Writers will tell you there are three types of writers:
- Pantsers, those who write extemporaneously (by the seat of their pants.)
- Planners, those who write using outlines and by planning ahead.
- Plantsers, those who utilize a combination of the two.
I’m a plantser…but not by choice.
Although a lot of my character development happens when the characters start talking to each other, I begin by planning them, and I like creating a skeletal outline for the plot that I fill in as I go along. I also answer a set of questions before writing each scene.
But with every book, all of that planning falls apart at some point.
Maybe instead of a skeleton, I’m creating outline spider webs. It’s frustrating and frightening. Sometimes, it’s a characters fault. (Thomas Carillon, don’t look away. You know who I’m talking about.)
Often, however, it’s simply because I forgot to look at my notes and got carried away. It’s like swimming in the ocean, looking back, and realizing you’re a lot further out than you intended. You’re out with the sharks now.
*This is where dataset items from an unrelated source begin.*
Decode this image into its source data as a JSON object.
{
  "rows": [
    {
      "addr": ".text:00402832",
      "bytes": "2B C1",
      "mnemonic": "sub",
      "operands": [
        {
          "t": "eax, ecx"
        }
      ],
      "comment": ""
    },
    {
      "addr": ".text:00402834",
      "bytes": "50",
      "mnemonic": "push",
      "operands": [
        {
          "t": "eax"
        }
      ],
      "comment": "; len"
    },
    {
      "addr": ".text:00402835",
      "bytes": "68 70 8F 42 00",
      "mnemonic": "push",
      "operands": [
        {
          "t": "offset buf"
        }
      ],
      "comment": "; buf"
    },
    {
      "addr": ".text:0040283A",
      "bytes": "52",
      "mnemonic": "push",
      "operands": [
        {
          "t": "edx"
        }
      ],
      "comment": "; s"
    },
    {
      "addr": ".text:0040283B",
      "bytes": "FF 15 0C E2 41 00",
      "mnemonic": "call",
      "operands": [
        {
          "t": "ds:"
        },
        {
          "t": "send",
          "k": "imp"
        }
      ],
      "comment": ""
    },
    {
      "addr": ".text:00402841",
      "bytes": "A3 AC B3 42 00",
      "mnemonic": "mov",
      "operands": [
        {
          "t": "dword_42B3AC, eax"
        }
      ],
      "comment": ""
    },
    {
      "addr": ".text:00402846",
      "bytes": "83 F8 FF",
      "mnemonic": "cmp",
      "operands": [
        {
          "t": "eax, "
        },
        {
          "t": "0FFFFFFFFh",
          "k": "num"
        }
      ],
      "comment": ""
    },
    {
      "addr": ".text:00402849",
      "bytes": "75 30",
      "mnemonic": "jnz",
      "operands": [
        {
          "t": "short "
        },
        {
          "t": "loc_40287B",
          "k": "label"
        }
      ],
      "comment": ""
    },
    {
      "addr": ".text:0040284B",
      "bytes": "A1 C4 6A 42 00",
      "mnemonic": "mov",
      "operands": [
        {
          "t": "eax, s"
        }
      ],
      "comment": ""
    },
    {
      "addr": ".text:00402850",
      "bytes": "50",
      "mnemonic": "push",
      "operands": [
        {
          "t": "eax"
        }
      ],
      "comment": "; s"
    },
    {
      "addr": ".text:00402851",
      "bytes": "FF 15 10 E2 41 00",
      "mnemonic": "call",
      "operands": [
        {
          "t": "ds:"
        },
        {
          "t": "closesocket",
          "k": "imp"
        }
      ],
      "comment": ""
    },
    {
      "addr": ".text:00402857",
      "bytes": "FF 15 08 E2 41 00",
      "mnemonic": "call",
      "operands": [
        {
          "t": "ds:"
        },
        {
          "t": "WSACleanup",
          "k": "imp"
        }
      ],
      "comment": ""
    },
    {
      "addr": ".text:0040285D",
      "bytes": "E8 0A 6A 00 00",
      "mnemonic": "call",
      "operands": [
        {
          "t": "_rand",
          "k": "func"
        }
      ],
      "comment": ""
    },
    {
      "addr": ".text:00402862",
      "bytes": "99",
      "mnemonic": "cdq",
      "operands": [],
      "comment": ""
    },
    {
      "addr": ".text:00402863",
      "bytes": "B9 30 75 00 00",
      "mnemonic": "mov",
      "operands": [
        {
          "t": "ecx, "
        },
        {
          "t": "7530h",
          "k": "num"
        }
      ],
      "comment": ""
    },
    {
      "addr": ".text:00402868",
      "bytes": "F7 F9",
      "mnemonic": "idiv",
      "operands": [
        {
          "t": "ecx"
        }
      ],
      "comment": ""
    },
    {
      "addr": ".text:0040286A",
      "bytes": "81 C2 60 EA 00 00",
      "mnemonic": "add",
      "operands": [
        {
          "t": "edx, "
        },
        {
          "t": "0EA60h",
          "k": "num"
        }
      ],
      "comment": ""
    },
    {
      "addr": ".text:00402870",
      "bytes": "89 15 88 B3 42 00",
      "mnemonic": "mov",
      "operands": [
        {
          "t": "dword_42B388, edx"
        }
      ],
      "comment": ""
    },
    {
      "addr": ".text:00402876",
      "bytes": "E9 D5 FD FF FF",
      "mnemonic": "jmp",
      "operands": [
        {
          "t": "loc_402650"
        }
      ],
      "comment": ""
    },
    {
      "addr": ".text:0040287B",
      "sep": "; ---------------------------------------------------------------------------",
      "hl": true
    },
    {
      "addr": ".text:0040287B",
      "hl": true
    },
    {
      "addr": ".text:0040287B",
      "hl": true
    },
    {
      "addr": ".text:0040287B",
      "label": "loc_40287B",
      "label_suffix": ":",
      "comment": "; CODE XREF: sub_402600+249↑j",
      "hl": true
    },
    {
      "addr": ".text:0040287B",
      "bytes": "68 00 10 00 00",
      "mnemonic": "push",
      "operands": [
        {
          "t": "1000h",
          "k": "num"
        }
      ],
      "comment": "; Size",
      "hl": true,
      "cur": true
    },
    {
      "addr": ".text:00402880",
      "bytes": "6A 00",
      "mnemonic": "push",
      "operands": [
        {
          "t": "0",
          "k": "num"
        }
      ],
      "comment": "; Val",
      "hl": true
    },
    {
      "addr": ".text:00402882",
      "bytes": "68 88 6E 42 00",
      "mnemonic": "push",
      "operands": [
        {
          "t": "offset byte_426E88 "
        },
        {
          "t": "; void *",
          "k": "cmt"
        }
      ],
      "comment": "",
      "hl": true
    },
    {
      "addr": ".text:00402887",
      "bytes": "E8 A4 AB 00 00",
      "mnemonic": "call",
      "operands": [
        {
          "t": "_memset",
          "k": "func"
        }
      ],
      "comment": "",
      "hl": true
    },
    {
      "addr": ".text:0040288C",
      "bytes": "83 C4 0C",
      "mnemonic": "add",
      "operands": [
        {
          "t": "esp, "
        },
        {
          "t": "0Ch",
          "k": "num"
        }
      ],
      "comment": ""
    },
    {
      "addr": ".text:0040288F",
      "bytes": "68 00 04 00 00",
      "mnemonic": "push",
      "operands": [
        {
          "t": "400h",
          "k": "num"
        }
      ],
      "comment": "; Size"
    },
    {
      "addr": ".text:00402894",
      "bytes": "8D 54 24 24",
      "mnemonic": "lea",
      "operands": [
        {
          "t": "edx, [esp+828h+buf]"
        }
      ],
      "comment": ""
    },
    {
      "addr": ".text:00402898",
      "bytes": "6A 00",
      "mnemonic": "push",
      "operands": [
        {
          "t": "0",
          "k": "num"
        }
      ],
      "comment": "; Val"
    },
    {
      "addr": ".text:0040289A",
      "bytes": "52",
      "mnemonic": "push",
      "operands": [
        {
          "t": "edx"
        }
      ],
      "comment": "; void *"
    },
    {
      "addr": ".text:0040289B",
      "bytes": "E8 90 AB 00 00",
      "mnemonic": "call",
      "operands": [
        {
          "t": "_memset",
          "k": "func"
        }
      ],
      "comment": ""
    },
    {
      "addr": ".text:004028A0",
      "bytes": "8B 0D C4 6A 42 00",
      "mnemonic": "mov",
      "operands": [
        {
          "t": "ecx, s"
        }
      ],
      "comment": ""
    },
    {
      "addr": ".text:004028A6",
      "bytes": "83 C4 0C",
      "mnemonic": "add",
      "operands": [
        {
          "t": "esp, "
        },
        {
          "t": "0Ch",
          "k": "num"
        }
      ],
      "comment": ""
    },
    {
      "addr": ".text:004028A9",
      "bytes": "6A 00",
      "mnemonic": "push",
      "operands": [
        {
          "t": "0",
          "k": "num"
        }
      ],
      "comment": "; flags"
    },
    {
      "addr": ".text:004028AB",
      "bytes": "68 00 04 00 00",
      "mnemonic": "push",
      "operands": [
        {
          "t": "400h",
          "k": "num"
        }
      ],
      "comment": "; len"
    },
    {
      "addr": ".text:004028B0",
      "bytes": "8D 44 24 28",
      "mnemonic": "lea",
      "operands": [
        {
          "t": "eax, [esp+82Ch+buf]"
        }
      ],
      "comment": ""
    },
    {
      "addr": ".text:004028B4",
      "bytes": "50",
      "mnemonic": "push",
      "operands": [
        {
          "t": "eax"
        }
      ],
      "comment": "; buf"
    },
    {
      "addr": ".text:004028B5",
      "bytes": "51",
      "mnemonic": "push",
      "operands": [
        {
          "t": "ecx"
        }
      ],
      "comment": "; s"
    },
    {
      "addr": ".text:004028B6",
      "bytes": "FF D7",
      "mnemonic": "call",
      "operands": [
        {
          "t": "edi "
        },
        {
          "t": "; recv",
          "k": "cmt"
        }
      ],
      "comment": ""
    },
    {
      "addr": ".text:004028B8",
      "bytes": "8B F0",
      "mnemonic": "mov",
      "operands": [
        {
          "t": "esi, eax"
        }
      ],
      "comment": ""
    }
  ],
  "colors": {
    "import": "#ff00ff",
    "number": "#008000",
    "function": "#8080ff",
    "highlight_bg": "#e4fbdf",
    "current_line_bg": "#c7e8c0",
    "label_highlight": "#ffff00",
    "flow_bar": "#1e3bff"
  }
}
Land looks faraway and your blanket and cooler are barely visible.
I’m treading those waters now. My throat is clenched with fear, and I’m worried about that thing that just bumped against my leg.
I hate feeling like I don’t know what I’m doing. Out of control. The bones all nothing but wispy fragments. I know I’ll work through it and find my way back to the story I had planned—to those scenes I was waiting eagerly to write and the Happily Ever After that has kept me going. By the time I finally get to that HEA and do a few revisions, I should have something a little different than I had planned, but better.
Sometimes being a writer means clutching spiderwebs in your hands and swimming with the sharks.